Xavier Driencourt : Oui et non. En un sens, non, sur le plan formel en tout cas. Car le Président de la République prend soin de rappeler que la France soutient, depuis 2007, le plan d’autonomie marocain. Notre soutien dit il, « est clair et constant ».
Mais sur le fond, il est clair que la position française constitue un revirement total. C’est un peu comme le « renversement des alliances » de 1756 qui a fait de l’Autriche, après la Prusse, l’alliée de la France et ouvert la voie au mariage autrichien entre Louis XVI et Marie-Antoinette. La lettre du Président est sans ambiguïté : à plusieurs reprises, il affirme que le plan marocain « constitue désormais la seule base » pour aboutir à une solution juste et durable. Les termes employés par le chef de l’État sont sans ambiguïté. Et d’ailleurs, l’Algérie ne s’y est pas trompée.

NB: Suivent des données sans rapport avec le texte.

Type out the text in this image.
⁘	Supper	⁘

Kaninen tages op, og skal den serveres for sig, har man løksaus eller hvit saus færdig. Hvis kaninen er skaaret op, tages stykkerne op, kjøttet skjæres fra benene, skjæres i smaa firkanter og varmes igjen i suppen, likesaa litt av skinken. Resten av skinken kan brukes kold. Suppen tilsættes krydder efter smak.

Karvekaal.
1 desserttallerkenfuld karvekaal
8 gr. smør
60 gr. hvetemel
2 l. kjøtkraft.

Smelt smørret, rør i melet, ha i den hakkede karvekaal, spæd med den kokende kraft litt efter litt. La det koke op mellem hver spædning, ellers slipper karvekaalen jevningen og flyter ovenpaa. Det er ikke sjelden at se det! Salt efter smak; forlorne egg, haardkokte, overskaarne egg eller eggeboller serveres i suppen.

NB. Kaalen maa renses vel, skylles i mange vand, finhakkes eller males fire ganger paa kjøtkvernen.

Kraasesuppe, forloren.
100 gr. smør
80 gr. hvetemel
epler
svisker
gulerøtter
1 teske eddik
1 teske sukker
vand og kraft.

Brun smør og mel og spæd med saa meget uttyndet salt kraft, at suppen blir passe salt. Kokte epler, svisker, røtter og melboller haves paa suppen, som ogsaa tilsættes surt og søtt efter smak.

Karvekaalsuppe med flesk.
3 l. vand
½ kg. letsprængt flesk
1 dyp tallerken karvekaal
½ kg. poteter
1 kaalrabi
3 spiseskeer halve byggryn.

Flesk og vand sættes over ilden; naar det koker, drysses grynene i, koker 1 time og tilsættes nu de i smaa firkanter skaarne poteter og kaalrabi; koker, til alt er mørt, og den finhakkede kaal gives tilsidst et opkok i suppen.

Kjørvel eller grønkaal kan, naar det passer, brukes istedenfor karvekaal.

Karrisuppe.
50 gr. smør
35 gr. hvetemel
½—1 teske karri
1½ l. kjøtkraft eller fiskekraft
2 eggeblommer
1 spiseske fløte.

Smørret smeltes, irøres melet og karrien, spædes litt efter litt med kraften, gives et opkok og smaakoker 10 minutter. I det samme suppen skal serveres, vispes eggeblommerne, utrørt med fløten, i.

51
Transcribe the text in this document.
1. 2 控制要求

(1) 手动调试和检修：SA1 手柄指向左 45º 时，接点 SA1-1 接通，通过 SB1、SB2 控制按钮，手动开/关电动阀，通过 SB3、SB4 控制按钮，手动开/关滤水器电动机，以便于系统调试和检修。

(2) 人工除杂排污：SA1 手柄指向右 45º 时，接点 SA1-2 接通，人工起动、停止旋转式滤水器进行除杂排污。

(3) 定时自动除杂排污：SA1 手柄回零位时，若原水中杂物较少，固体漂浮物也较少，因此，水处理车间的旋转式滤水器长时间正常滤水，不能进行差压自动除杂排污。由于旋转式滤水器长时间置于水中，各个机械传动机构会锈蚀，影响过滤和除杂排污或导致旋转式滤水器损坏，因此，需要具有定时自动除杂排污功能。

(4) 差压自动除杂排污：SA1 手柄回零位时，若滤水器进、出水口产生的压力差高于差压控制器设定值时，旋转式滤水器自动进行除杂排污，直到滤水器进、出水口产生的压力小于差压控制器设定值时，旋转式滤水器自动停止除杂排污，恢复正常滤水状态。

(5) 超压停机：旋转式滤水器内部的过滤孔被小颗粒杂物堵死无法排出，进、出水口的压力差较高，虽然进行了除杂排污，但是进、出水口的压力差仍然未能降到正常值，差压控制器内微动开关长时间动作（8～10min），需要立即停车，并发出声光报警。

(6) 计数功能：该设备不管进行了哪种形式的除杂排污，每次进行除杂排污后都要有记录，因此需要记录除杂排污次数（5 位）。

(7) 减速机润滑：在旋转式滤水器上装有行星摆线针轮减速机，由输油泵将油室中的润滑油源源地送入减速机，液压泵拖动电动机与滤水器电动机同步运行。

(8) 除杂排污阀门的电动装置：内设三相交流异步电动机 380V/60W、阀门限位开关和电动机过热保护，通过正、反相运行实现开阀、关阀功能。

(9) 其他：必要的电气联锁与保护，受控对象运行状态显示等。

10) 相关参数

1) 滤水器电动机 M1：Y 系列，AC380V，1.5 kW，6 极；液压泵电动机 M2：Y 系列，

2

FP : Il est rare de voir des décisions diplomatiques “pro bono”. Qu’avait à gagner – et à perdre – la France à faire un aussi gros cadeau au Maroc ?
XD : La pression marocaine était forte depuis plusieurs années. Par ailleurs, il fallait bien sortir de l’impasse dans laquelle nous nous trouvions avec Rabat. Et le Maroc, en position de force, a mis ses conditions et parmi ces dernières, la reconnaissance, une fois pour toutes, de la « marocanité « du Sahara occidental. Il fallait donc en passer par là.

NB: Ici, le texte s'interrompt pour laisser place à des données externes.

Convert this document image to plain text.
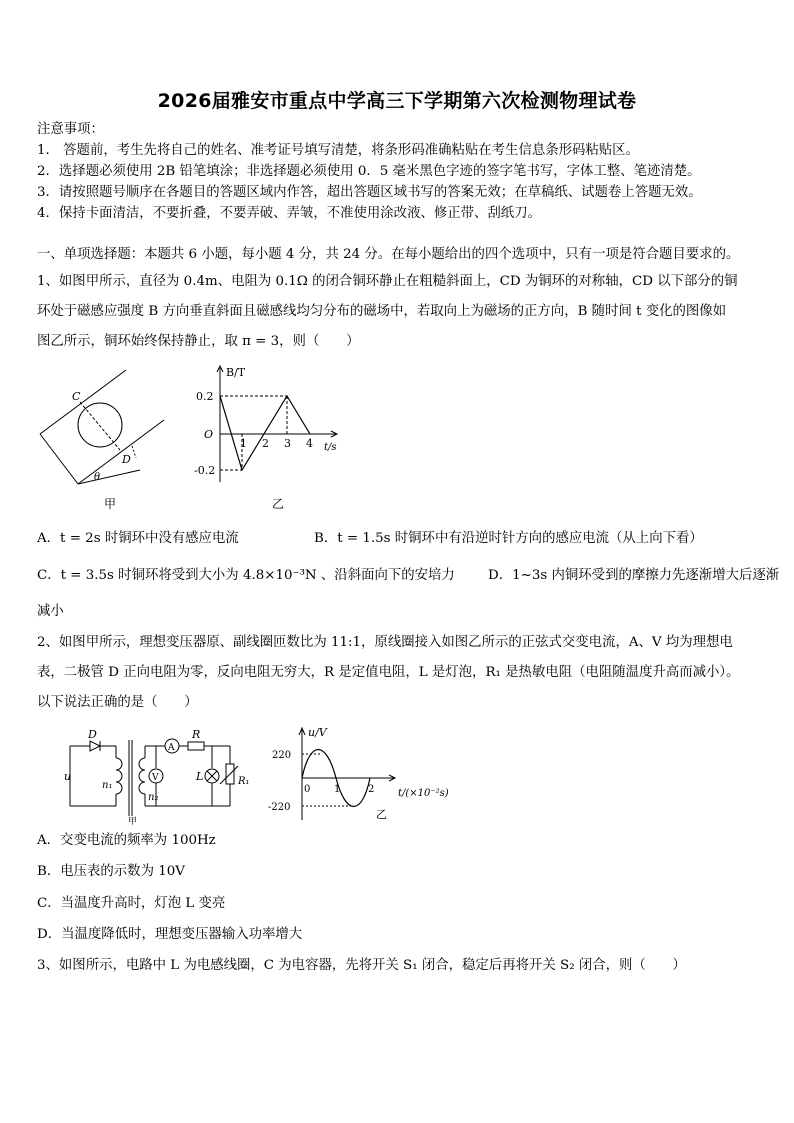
2026届雅安市重点中学高三下学期第六次检测物理试卷
注意事项：
1． 答题前，考生先将自己的姓名、准考证号填写清楚，将条形码准确粘贴在考生信息条形码粘贴区。
2．选择题必须使用 2B 铅笔填涂；非选择题必须使用 0．5 毫米黑色字迹的签字笔书写，字体工整、笔迹清楚。
3．请按照题号顺序在各题目的答题区域内作答，超出答题区域书写的答案无效；在草稿纸、试题卷上答题无效。
4．保持卡面清洁，不要折叠，不要弄破、弄皱，不准使用涂改液、修正带、刮纸刀。
一、单项选择题：本题共 6 小题，每小题 4 分，共 24 分。在每小题给出的四个选项中，只有一项是符合题目要求的。
1、如图甲所示，直径为 0.4m、电阻为 0.1Ω 的闭合铜环静止在粗糙斜面上，CD 为铜环的对称轴，CD 以下部分的铜
环处于磁感应强度 B 方向垂直斜面且磁感线均匀分布的磁场中，若取向上为磁场的正方向，B 随时间 t 变化的图像如
图乙所示，铜环始终保持静止，取 π = 3，则（　　）
C
D
θ
甲
B/T
0.2
O
-0.2
1 2 3 4 t/s
乙
A．t = 2s 时铜环中没有感应电流	B．t = 1.5s 时铜环中有沿逆时针方向的感应电流（从上向下看）
C．t = 3.5s 时铜环将受到大小为 4.8×10⁻³N 、沿斜面向下的安培力 D．1~3s 内铜环受到的摩擦力先逐渐增大后逐渐
减小
2、如图甲所示，理想变压器原、副线圈匝数比为 11:1，原线圈接入如图乙所示的正弦式交变电流，A、V 均为理想电
表，二极管 D 正向电阻为零，反向电阻无穷大，R 是定值电阻，L 是灯泡，R₁ 是热敏电阻（电阻随温度升高而减小）。
以下说法正确的是（　　）
D
u
n₁
n₂
A
V
R
L	R₁
甲
u/V
220
0 1	2
-220
t/(×10⁻²s)
乙
A．交变电流的频率为 100Hz
B．电压表的示数为 10V
C．当温度升高时，灯泡 L 变亮
D．当温度降低时，理想变压器输入功率增大
3、如图所示，电路中 L 为电感线圈，C 为电容器，先将开关 S₁ 闭合，稳定后再将开关 S₂ 闭合，则（　　）
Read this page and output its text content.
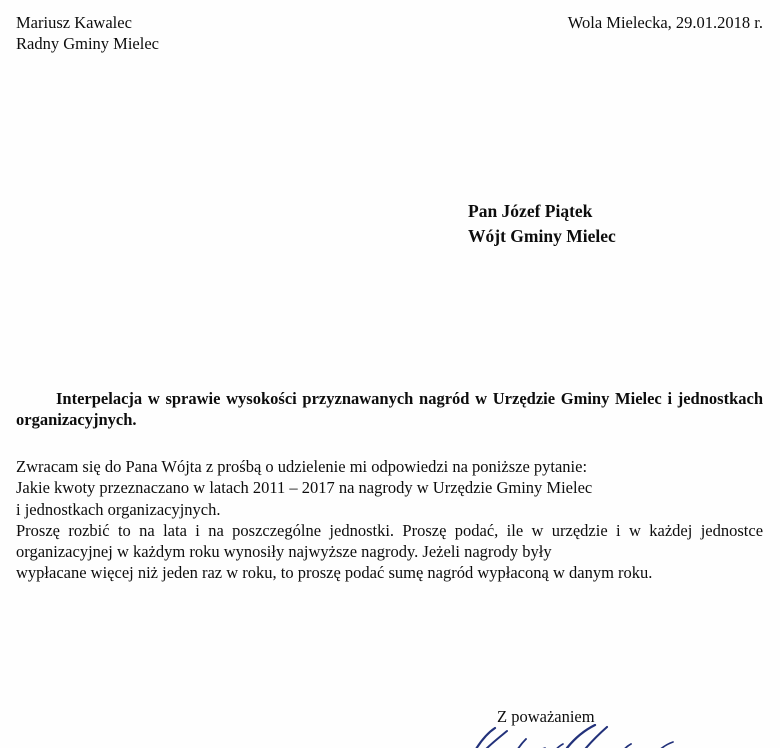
Mariusz Kawalec
Radny Gminy Mielec
Wola Mielecka, 29.01.2018 r.
Pan Józef Piątek
Wójt Gminy Mielec
Interpelacja w sprawie wysokości przyznawanych nagród w Urzędzie Gminy Mielec i jednostkach organizacyjnych.
Zwracam się do Pana Wójta z prośbą o udzielenie mi odpowiedzi na poniższe pytanie:
Jakie kwoty przeznaczano w latach 2011 – 2017 na nagrody w Urzędzie Gminy Mielec
i jednostkach organizacyjnych.
Proszę rozbić to na lata i na poszczególne jednostki. Proszę podać, ile w urzędzie i w każdej jednostce organizacyjnej w każdym roku wynosiły najwyższe nagrody. Jeżeli nagrody były
wypłacane więcej niż jeden raz w roku, to proszę podać sumę nagród wypłaconą w danym roku.
Z poważaniem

Mais de l’autre côté, il y avait le « pari algérien « fait par Emmanuel Macron depuis 2017. Entre l'impasse marocaine et le pari algérien, la France a fait son choix. Paris a estimé que tous les efforts faits par la France, et par l’engagement personnel du Président, n’ont pas été payés de retour et que, tout compte fait, les avantages d’une réconciliation avec Rabat, fût-ce au prix d’un « renversement des alliances », l’emportaient sur le statu quo.

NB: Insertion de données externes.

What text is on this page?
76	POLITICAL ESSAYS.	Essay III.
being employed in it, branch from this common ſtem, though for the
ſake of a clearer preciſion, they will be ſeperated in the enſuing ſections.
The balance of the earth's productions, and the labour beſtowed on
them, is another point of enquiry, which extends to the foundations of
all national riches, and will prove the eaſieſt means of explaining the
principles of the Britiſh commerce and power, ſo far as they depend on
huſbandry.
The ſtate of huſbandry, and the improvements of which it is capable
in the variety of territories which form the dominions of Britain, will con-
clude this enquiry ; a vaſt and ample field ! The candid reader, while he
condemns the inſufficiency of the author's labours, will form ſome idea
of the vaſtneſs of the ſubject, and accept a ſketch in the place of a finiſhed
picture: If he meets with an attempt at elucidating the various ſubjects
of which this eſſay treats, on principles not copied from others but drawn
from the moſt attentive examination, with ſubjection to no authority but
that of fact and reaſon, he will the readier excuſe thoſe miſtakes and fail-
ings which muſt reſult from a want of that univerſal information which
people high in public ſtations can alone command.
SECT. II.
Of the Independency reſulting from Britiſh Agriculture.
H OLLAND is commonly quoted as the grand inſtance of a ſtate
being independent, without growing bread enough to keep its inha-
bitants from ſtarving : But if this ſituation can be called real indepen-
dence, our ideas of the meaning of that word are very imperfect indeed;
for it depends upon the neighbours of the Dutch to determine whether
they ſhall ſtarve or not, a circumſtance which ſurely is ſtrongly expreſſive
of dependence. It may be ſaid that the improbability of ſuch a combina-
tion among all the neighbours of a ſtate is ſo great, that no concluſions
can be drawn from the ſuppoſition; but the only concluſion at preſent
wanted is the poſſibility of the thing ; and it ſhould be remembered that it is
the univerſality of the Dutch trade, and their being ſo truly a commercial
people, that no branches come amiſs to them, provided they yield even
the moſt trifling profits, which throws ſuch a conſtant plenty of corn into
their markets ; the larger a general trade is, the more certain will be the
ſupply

FP : En sept ans au pouvoir, Emmanuel Macron a fait de nombreuses concessions à l’Algérie. La France en a-t-elle retiré quelque chose ?
XD : Non, justement, rien. Des injures et des insultes, en grand nombre, pas de geste mémoriel du côté algérien – on aurait pu imaginer des gestes en faveur des harkis ou des pieds-noirs, par exemple. Également, des revendications concernant des « excuses » pour la colonisation, l’interdiction de l’enseignement du français, aujourd’hui des demandes sur les essais nucléaires français, et toujours plus de visas sans contrepartie algérienne sur la délivrance des laisser passer consulaires.
Ajoutons les inadmissibles interventions dans la politique française faites par l’Algérie par l’intermédiaire du recteur de la Grande Mosquée de Paris dont on connaît le rôle et les liens avec le « système » algérien. Et tout cela sans que le gouvernement ne dise quoi que ce soit.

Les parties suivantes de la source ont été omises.